Selama ini tanah liat dikenal sebagai bahan baku pembuatan genting dan bata, namun bagi siswa Kelas XI IPA 6 SMA Taruna Nusantara Magelang, Bagas Pramana Putra Fadhila, tanah liat dimanfaatkan sebagai bahan baku panel surya.

Panel surya adalah perangkat rakitan sel-sel fotovoltaik yang mengonversi sinar matahari menjadi listrik. Dengan menggunakan bahan baku dari tanah liat ini, biayanya menjadi lebih murah.

Temuan spektakuler tersebut mengantarkan alumni SMP Negeri 8 Yogyakarta ini meraih juara dua dalam lomba "Pertamina Ide Gila Energy Competition 2017" pada April lalu.

Pada lomba terbuka untuk umum tersebut, ada dua kategori, yakni ide bisnis kreaktif dan terobosan produk serta teknologi. Bagas mengikuti kategori terobosan produk dan teknologi.

Sebanyak 6.342 peserta dengan 1.464 ide kreaktif ikut dalam lomba ini. Setelah melalui seleksi yang ketat, proposal yang diajukan Bagas lolos dan masuk dalam 27 besar untuk mengikuti semifinal di Bandung.

Bagas merupakan satu-satunya pelajar yang lolos dalam semifinal tersebut dan dia harus bersaing dengan para mahasiswa, akademisi/dosen, bahkan telah bergelar doktor.

Anak pertama pasangan Nafrizal dan Patmi Wiji Utami ini masuk dalam 10 finalis terdiri atas masing-masing kategori lima orang.
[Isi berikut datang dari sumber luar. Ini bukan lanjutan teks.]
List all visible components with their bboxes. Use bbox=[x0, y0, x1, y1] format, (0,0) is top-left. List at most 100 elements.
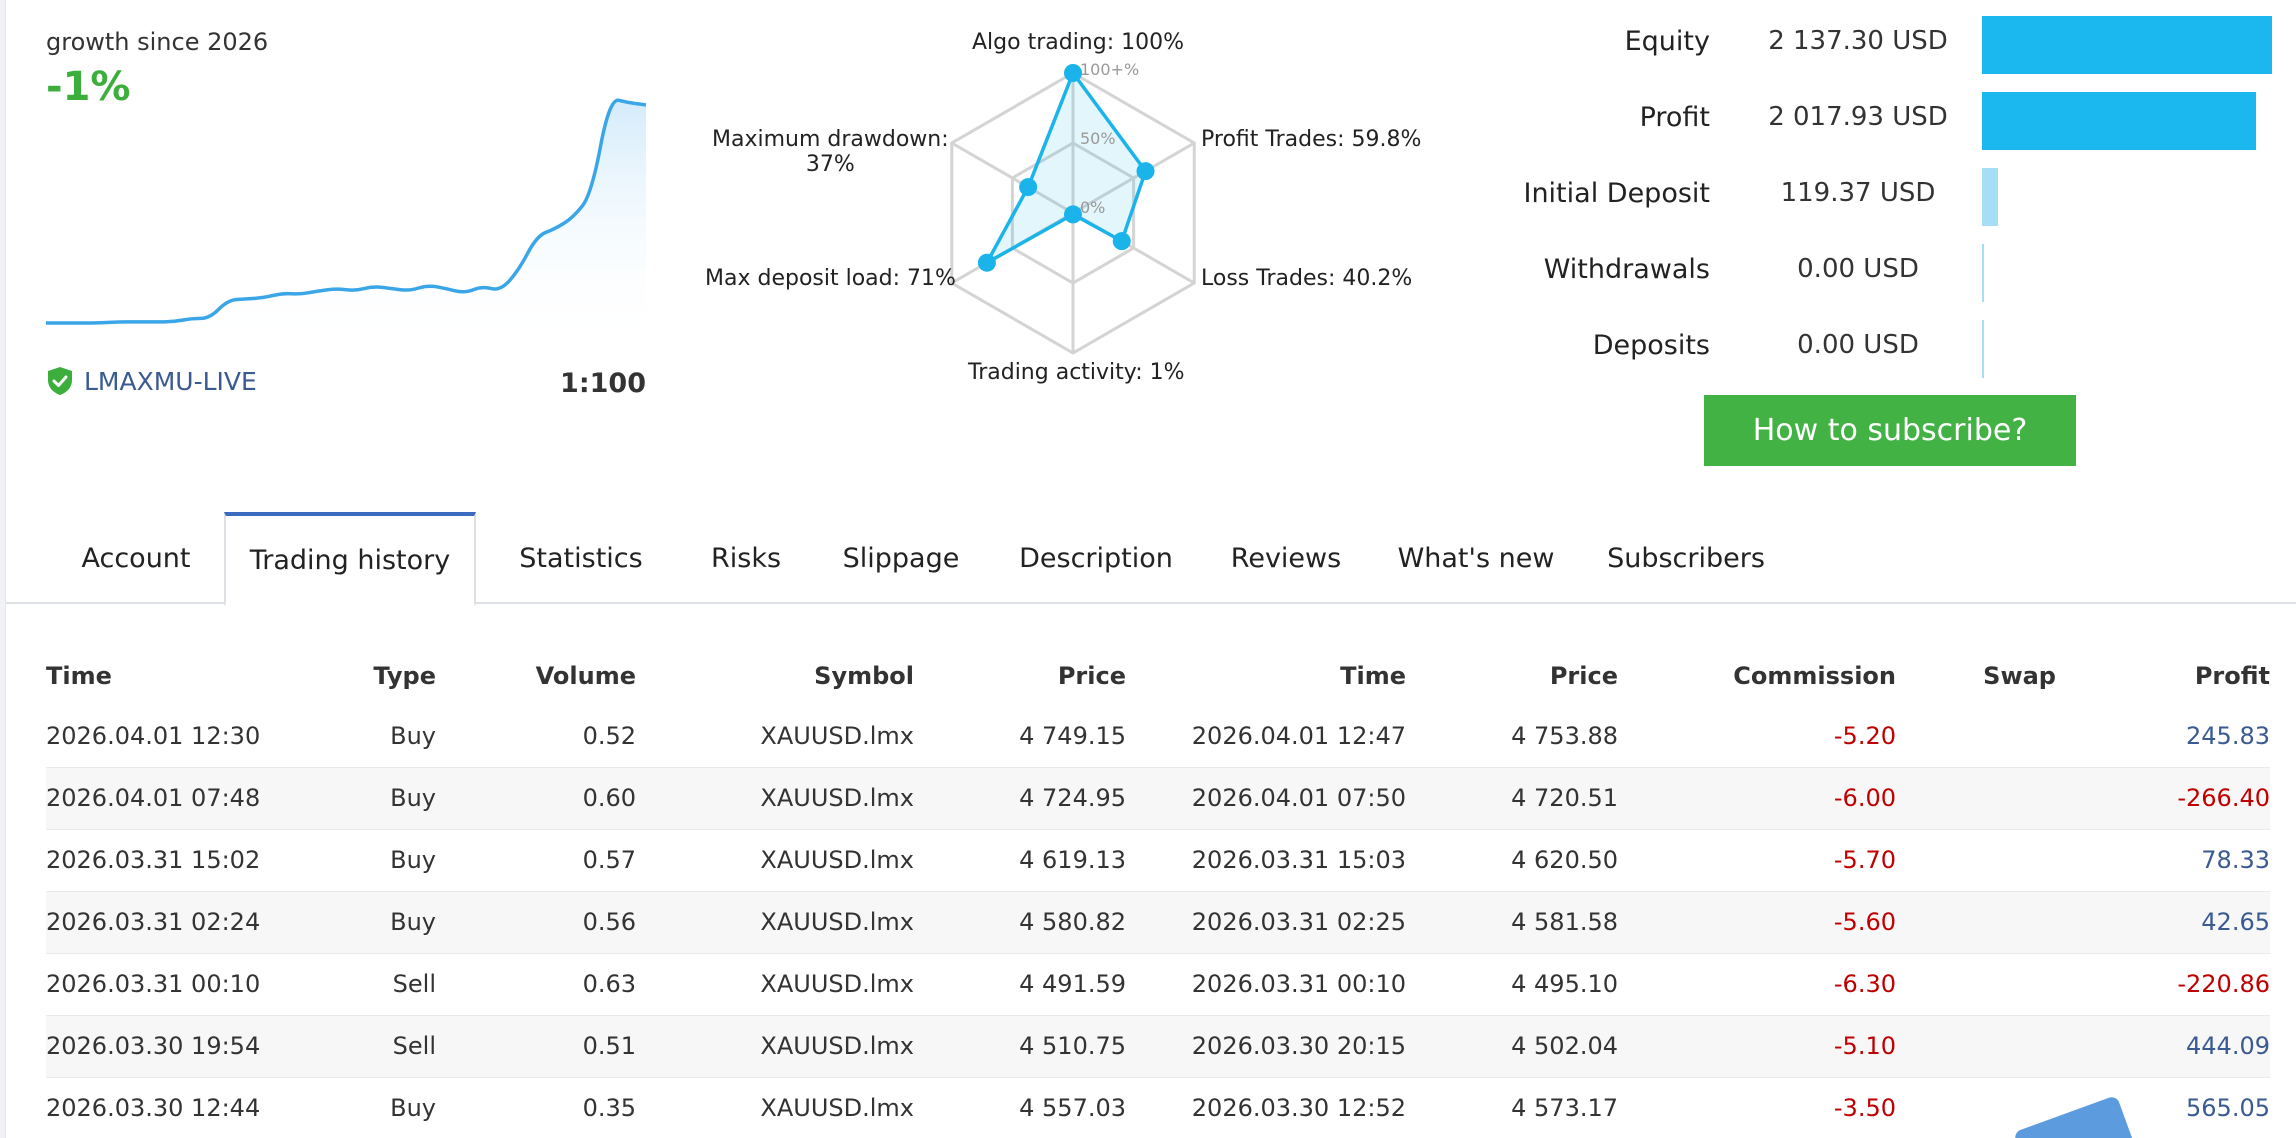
radar-point bbox=[1112, 232, 1131, 251]
growth-label: growth since 2026 bbox=[46, 28, 269, 56]
table-row[interactable]: 2026.03.30 12:44 Buy 0.35 XAUUSD.lmx 4 557.0… bbox=[46, 1078, 2270, 1138]
cell-price-open: 4 557.03 bbox=[1019, 1094, 1126, 1122]
radar-ring-label-0: 0% bbox=[1080, 198, 1105, 217]
summary-label: Profit bbox=[1639, 102, 1710, 133]
cell-symbol: XAUUSD.lmx bbox=[760, 970, 914, 998]
table-row[interactable]: 2026.03.31 02:24 Buy 0.56 XAUUSD.lmx 4 580.8… bbox=[46, 892, 2270, 954]
column-header-price-open: Price bbox=[1057, 662, 1126, 690]
cell-profit: 42.65 bbox=[2201, 908, 2270, 936]
summary-label: Initial Deposit bbox=[1523, 178, 1710, 209]
radar-label-profit: Profit Trades: 59.8% bbox=[1201, 127, 1422, 152]
tab-description[interactable]: Description bbox=[1019, 542, 1173, 574]
cell-profit: 444.09 bbox=[2186, 1032, 2270, 1060]
trading-history-table: Time Type Volume Symbol Price Time Price Commis… bbox=[46, 644, 2270, 1138]
cell-price-close: 4 502.04 bbox=[1511, 1032, 1618, 1060]
radar-label-drawdown-value: 37% bbox=[805, 152, 855, 177]
summary-label: Equity bbox=[1624, 26, 1710, 57]
radar-point bbox=[1064, 64, 1082, 82]
cell-time-open: 2026.03.31 02:24 bbox=[46, 908, 261, 936]
cell-time-open: 2026.04.01 07:48 bbox=[46, 784, 261, 812]
column-header-symbol: Symbol bbox=[814, 662, 914, 690]
column-header-price-close: Price bbox=[1549, 662, 1618, 690]
table-row[interactable]: 2026.03.31 00:10 Sell 0.63 XAUUSD.lmx 4 491.… bbox=[46, 954, 2270, 1016]
growth-line bbox=[46, 98, 646, 325]
summary-row-withdrawals: Withdrawals 0.00 USD bbox=[1500, 240, 2280, 302]
cell-commission: -6.00 bbox=[1833, 784, 1896, 812]
cell-type: Buy bbox=[390, 784, 436, 812]
cell-profit: 565.05 bbox=[2186, 1094, 2270, 1122]
cell-price-close: 4 581.58 bbox=[1511, 908, 1618, 936]
tab-whats-new[interactable]: What's new bbox=[1397, 542, 1555, 574]
summary-bar bbox=[1982, 168, 1999, 226]
cell-price-close: 4 720.51 bbox=[1511, 784, 1618, 812]
summary-row-deposits: Deposits 0.00 USD bbox=[1500, 316, 2280, 378]
radar-label-algo: Algo trading: 100% bbox=[972, 30, 1185, 55]
radar-label-activity: Trading activity: 1% bbox=[968, 360, 1185, 385]
radar-chart: 100+% 50% 0% Algo trading: 100% Profit T… bbox=[690, 20, 1460, 400]
leverage-value: 1:100 bbox=[560, 368, 646, 399]
cell-price-close: 4 495.10 bbox=[1511, 970, 1618, 998]
growth-sparkline bbox=[46, 98, 646, 348]
cell-symbol: XAUUSD.lmx bbox=[760, 722, 914, 750]
column-header-type: Type bbox=[373, 662, 436, 690]
cell-volume: 0.56 bbox=[582, 908, 636, 936]
tab-reviews[interactable]: Reviews bbox=[1230, 542, 1342, 574]
cell-profit: 245.83 bbox=[2186, 722, 2270, 750]
tab-trading-history[interactable]: Trading history bbox=[224, 512, 476, 606]
summary-bar bbox=[1982, 244, 1984, 302]
radar-label-loss: Loss Trades: 40.2% bbox=[1201, 266, 1413, 291]
cell-time-open: 2026.03.30 12:44 bbox=[46, 1094, 261, 1122]
table-row[interactable]: 2026.04.01 12:30 Buy 0.52 XAUUSD.lmx 4 749.1… bbox=[46, 706, 2270, 768]
cell-price-open: 4 619.13 bbox=[1019, 846, 1126, 874]
radar-spoke bbox=[1072, 141, 1195, 215]
cell-time-open: 2026.03.31 00:10 bbox=[46, 970, 261, 998]
broker-badge[interactable]: LMAXMU-LIVE bbox=[46, 366, 257, 396]
how-to-subscribe-button[interactable]: How to subscribe? bbox=[1704, 395, 2076, 466]
summary-row-initial-deposit: Initial Deposit 119.37 USD bbox=[1500, 164, 2280, 226]
cell-time-open: 2026.03.31 15:02 bbox=[46, 846, 261, 874]
column-header-time-close: Time bbox=[1340, 662, 1406, 690]
cell-time-close: 2026.03.30 12:52 bbox=[1191, 1094, 1406, 1122]
cell-volume: 0.35 bbox=[582, 1094, 636, 1122]
tab-risks[interactable]: Risks bbox=[710, 542, 782, 574]
cell-time-open: 2026.03.30 19:54 bbox=[46, 1032, 261, 1060]
summary-row-profit: Profit 2 017.93 USD bbox=[1500, 88, 2280, 150]
radar-point bbox=[977, 253, 996, 272]
cell-time-close: 2026.03.31 15:03 bbox=[1191, 846, 1406, 874]
table-row[interactable]: 2026.04.01 07:48 Buy 0.60 XAUUSD.lmx 4 724.9… bbox=[46, 768, 2270, 830]
cell-symbol: XAUUSD.lmx bbox=[760, 1032, 914, 1060]
cell-time-close: 2026.03.30 20:15 bbox=[1191, 1032, 1406, 1060]
cell-volume: 0.52 bbox=[582, 722, 636, 750]
tab-account[interactable]: Account bbox=[81, 542, 191, 574]
cell-type: Buy bbox=[390, 846, 436, 874]
growth-area bbox=[46, 100, 646, 348]
growth-value: -1% bbox=[46, 64, 131, 110]
radar-points bbox=[977, 64, 1155, 272]
broker-name[interactable]: LMAXMU-LIVE bbox=[84, 366, 257, 396]
radar-label-load: Max deposit load: 71% bbox=[705, 266, 956, 291]
summary-value: 0.00 USD bbox=[1797, 254, 1919, 284]
column-header-time-open: Time bbox=[46, 662, 112, 690]
summary-label: Withdrawals bbox=[1543, 254, 1710, 285]
summary-bar bbox=[1982, 320, 1984, 378]
cell-price-open: 4 749.15 bbox=[1019, 722, 1126, 750]
cell-type: Sell bbox=[392, 1032, 436, 1060]
column-header-swap: Swap bbox=[1983, 662, 2056, 690]
tab-statistics[interactable]: Statistics bbox=[519, 542, 643, 574]
table-row[interactable]: 2026.03.30 19:54 Sell 0.51 XAUUSD.lmx 4 510.… bbox=[46, 1016, 2270, 1078]
cell-volume: 0.51 bbox=[582, 1032, 636, 1060]
tab-subscribers[interactable]: Subscribers bbox=[1607, 542, 1765, 574]
radar-svg: 100+% 50% 0% bbox=[950, 60, 1196, 355]
tab-slippage[interactable]: Slippage bbox=[842, 542, 960, 574]
page-left-border bbox=[0, 0, 6, 1138]
cell-type: Buy bbox=[390, 1094, 436, 1122]
table-row[interactable]: 2026.03.31 15:02 Buy 0.57 XAUUSD.lmx 4 619.1… bbox=[46, 830, 2270, 892]
cell-profit: -220.86 bbox=[2177, 970, 2270, 998]
column-header-profit: Profit bbox=[2194, 662, 2270, 690]
summary-row-equity: Equity 2 137.30 USD bbox=[1500, 12, 2280, 74]
cell-commission: -3.50 bbox=[1833, 1094, 1896, 1122]
summary-value: 119.37 USD bbox=[1780, 178, 1936, 208]
cell-price-open: 4 491.59 bbox=[1019, 970, 1126, 998]
summary-value: 2 017.93 USD bbox=[1768, 102, 1948, 132]
cell-price-open: 4 724.95 bbox=[1019, 784, 1126, 812]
Pada 29 April 2017, Bagas harus mempresentasikan dihadapan dewan juri yang terdiri atas Guru Besar Fakultas Ekonomi Universitas Indonesia Prof Rhenald Kasali dan Sekretaris Dirjen Energi Baru Terbarukan dan Konservasi Energi (EBTKE) ESDM Dr Dadan Kusdiana, Creative Expert Yoris Sebastian, dan Executive Director ICCTF Dr Erwin Widodo.
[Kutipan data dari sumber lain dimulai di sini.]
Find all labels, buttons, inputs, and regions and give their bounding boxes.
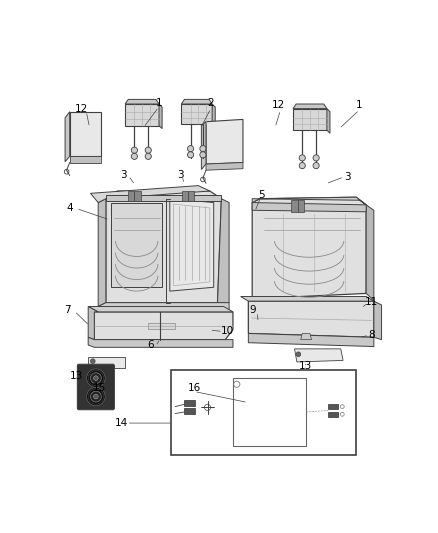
Circle shape	[187, 152, 194, 158]
Circle shape	[145, 147, 151, 154]
Polygon shape	[111, 203, 162, 287]
Polygon shape	[298, 200, 304, 212]
Text: 8: 8	[368, 330, 374, 340]
Text: 15: 15	[93, 383, 106, 393]
Circle shape	[299, 155, 305, 161]
Text: 10: 10	[221, 326, 234, 336]
Polygon shape	[88, 357, 125, 368]
Circle shape	[187, 146, 194, 152]
Text: 5: 5	[258, 190, 265, 200]
Text: 16: 16	[187, 383, 201, 393]
Text: 4: 4	[66, 203, 73, 213]
Circle shape	[131, 154, 138, 159]
Polygon shape	[94, 312, 233, 340]
Polygon shape	[212, 104, 215, 127]
Polygon shape	[128, 191, 134, 201]
Polygon shape	[125, 99, 159, 104]
Polygon shape	[106, 191, 221, 303]
Circle shape	[299, 163, 305, 168]
Polygon shape	[218, 199, 229, 303]
FancyBboxPatch shape	[78, 364, 114, 410]
Text: 3: 3	[120, 170, 127, 180]
Circle shape	[313, 155, 319, 161]
Polygon shape	[181, 99, 212, 104]
Polygon shape	[248, 301, 374, 337]
Polygon shape	[248, 334, 374, 346]
Circle shape	[94, 394, 98, 399]
Polygon shape	[240, 296, 374, 301]
Polygon shape	[106, 195, 221, 201]
Circle shape	[131, 147, 138, 154]
Polygon shape	[70, 112, 100, 156]
Polygon shape	[301, 334, 311, 340]
Circle shape	[145, 154, 151, 159]
Polygon shape	[125, 104, 159, 126]
Text: 12: 12	[272, 100, 285, 110]
Circle shape	[91, 373, 101, 384]
Circle shape	[91, 391, 101, 402]
Text: 1: 1	[155, 98, 162, 108]
Circle shape	[313, 163, 319, 168]
Polygon shape	[65, 112, 70, 161]
Circle shape	[87, 387, 105, 406]
Polygon shape	[201, 122, 206, 169]
Polygon shape	[134, 191, 141, 201]
Polygon shape	[291, 200, 298, 212]
Polygon shape	[252, 197, 366, 205]
Polygon shape	[206, 119, 243, 164]
Polygon shape	[98, 303, 229, 312]
Bar	[171, 370, 356, 455]
Polygon shape	[206, 163, 243, 170]
Bar	[184, 408, 195, 414]
Polygon shape	[252, 203, 366, 212]
Polygon shape	[88, 306, 98, 340]
Bar	[328, 412, 338, 417]
Text: 3: 3	[344, 172, 351, 182]
Polygon shape	[182, 191, 188, 201]
Bar	[233, 378, 306, 446]
Text: 14: 14	[115, 418, 128, 428]
Polygon shape	[159, 104, 162, 128]
Circle shape	[200, 152, 206, 158]
Bar	[328, 405, 338, 409]
Text: 6: 6	[147, 340, 154, 350]
Polygon shape	[181, 104, 212, 124]
Polygon shape	[88, 306, 233, 312]
Polygon shape	[327, 109, 330, 133]
Polygon shape	[294, 349, 343, 362]
Text: 13: 13	[70, 371, 83, 381]
Text: 11: 11	[364, 297, 378, 307]
Polygon shape	[293, 104, 327, 109]
Text: 12: 12	[74, 104, 88, 114]
Text: 13: 13	[299, 361, 312, 370]
Text: 2: 2	[208, 98, 214, 108]
Polygon shape	[374, 301, 381, 340]
Text: 3: 3	[177, 170, 184, 180]
Polygon shape	[366, 205, 374, 301]
Text: 1: 1	[356, 100, 363, 110]
Polygon shape	[148, 322, 175, 329]
Bar	[184, 400, 195, 406]
Text: 9: 9	[250, 305, 257, 315]
Polygon shape	[293, 109, 327, 130]
Circle shape	[91, 359, 95, 364]
Polygon shape	[88, 337, 233, 348]
Circle shape	[200, 146, 206, 152]
Polygon shape	[170, 199, 214, 291]
Polygon shape	[91, 185, 210, 203]
Polygon shape	[252, 197, 366, 299]
Circle shape	[94, 376, 98, 381]
Polygon shape	[70, 156, 100, 163]
Polygon shape	[98, 199, 106, 306]
Circle shape	[87, 369, 105, 387]
Circle shape	[296, 352, 301, 357]
Polygon shape	[188, 191, 194, 201]
Text: 7: 7	[64, 305, 71, 315]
Siswa SMA Taruna Nusantara yang mendapat beasiswa dari PT Pelindo II ini akhirnya terpilih menjadi juara dua untuk kategori terobosan produk dan teknologi dan berhak mendapat hadiah uang tunai Rp89 juta dan untuk prototipe sebesar Rp5 juta.

Menurut Bagas, penelitian yang dilakukan terinspirasi waktu kecil sering main tamia dan kalau baterainya habis kemudian dijemur di bawah sinar matahari dan ternyata setelah dijemur bisa digunakan lagi.
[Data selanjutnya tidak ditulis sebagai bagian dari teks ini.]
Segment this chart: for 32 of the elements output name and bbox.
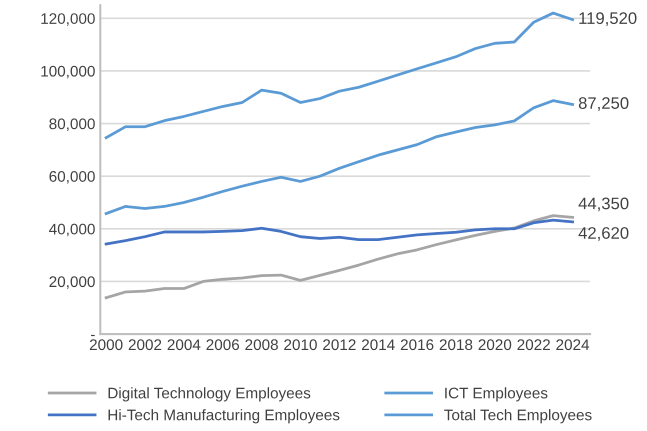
data-label: 42,620 <box>578 227 628 241</box>
x-tick-label: 2014 <box>362 339 395 350</box>
legend-label: Digital Technology Employees <box>108 387 310 402</box>
x-tick-label: 2012 <box>323 339 356 350</box>
legend-label: Hi-Tech Manufacturing Employees <box>108 409 340 424</box>
legend-label: ICT Employees <box>445 387 548 402</box>
y-tick-label: 100,000 <box>41 66 95 78</box>
line-series <box>104 214 574 300</box>
line-series <box>104 99 574 215</box>
data-label: 87,250 <box>578 97 628 111</box>
x-tick-label: 2000 <box>90 339 123 350</box>
line-series <box>104 12 574 140</box>
x-tick-label: 2022 <box>517 339 550 350</box>
x-tick-label: 2004 <box>168 339 200 350</box>
x-tick-label: 2008 <box>245 339 278 350</box>
x-tick-label: 2006 <box>206 339 240 350</box>
y-tick-label: 80,000 <box>49 118 95 132</box>
x-tick-label: 2002 <box>128 339 162 350</box>
y-tick-label: 60,000 <box>49 171 95 184</box>
y-tick-label: 20,000 <box>49 276 95 289</box>
x-tick-label: 2018 <box>440 339 472 350</box>
y-tick-label: 120,000 <box>41 13 95 26</box>
x-tick-label: 2016 <box>400 339 434 350</box>
y-tick-label: 40,000 <box>49 224 95 236</box>
line-series <box>104 218 574 246</box>
x-tick-label: 2020 <box>478 339 512 350</box>
data-label: 119,520 <box>579 12 636 26</box>
x-tick-label: 2010 <box>284 339 317 350</box>
y-tick-label: - <box>91 334 95 336</box>
x-tick-label: 2024 <box>556 339 590 350</box>
legend-label: Total Tech Employees <box>444 409 592 424</box>
data-label: 44,350 <box>578 198 628 212</box>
Kemudian waktu di SMA ini dirinya menemukan suatu hukum yang menjelaskan tentang fenomena tersebut dan Indonesia merupakan negara khatulistiwa yang sinar mataharinya melimpah yang bisa dimanfaatkan sebagai panel surya yang biayanya saat ini masih cukup mahal.

"Tetapi orang lupa dengan sinar matahari melimpah itu, dia juga akan merusak kondisi sel surya tersebut dan di situ tantangan yang harus saya selesaikan," katanya.

Ia menuturkan tentang bagaimana membuat sel surya yang cocok dengan kondisi di Indonesia, tetapi harganya lebih murah dan dapat dibuat di dalam negeri.

"Saya kemudian mencari bahan baku dari tanah liat dari Kasongan Bantul, pasir laut, dan air laut dari Pantai Parangkusumo. Bahan ini dicampur sesai proporsinya kemudian dibentuk genting kotak-kotak dengan diberi isi sel magnisium dan tembaga," katanya.

Ia menjelaskan genting dibuat dengan ukuran 10x27 centimeter ada empat, kemudian ukuran 10x14 centimeter ada delapan. Genting tersebut ditata menyerupai panel surya dan dijemur agar terkena panas sinar matahari.

"Tanah liat yang dibentuk genting yang telah dilapisi lembengan tembaga tersebut kemudian dijemur seperti kerja panel surya, sedangkan di bawahnya diberikan replitor aluminium foil dan di atasnya ditutup dengan akrelik agar tidak terkena air hujan," katanya.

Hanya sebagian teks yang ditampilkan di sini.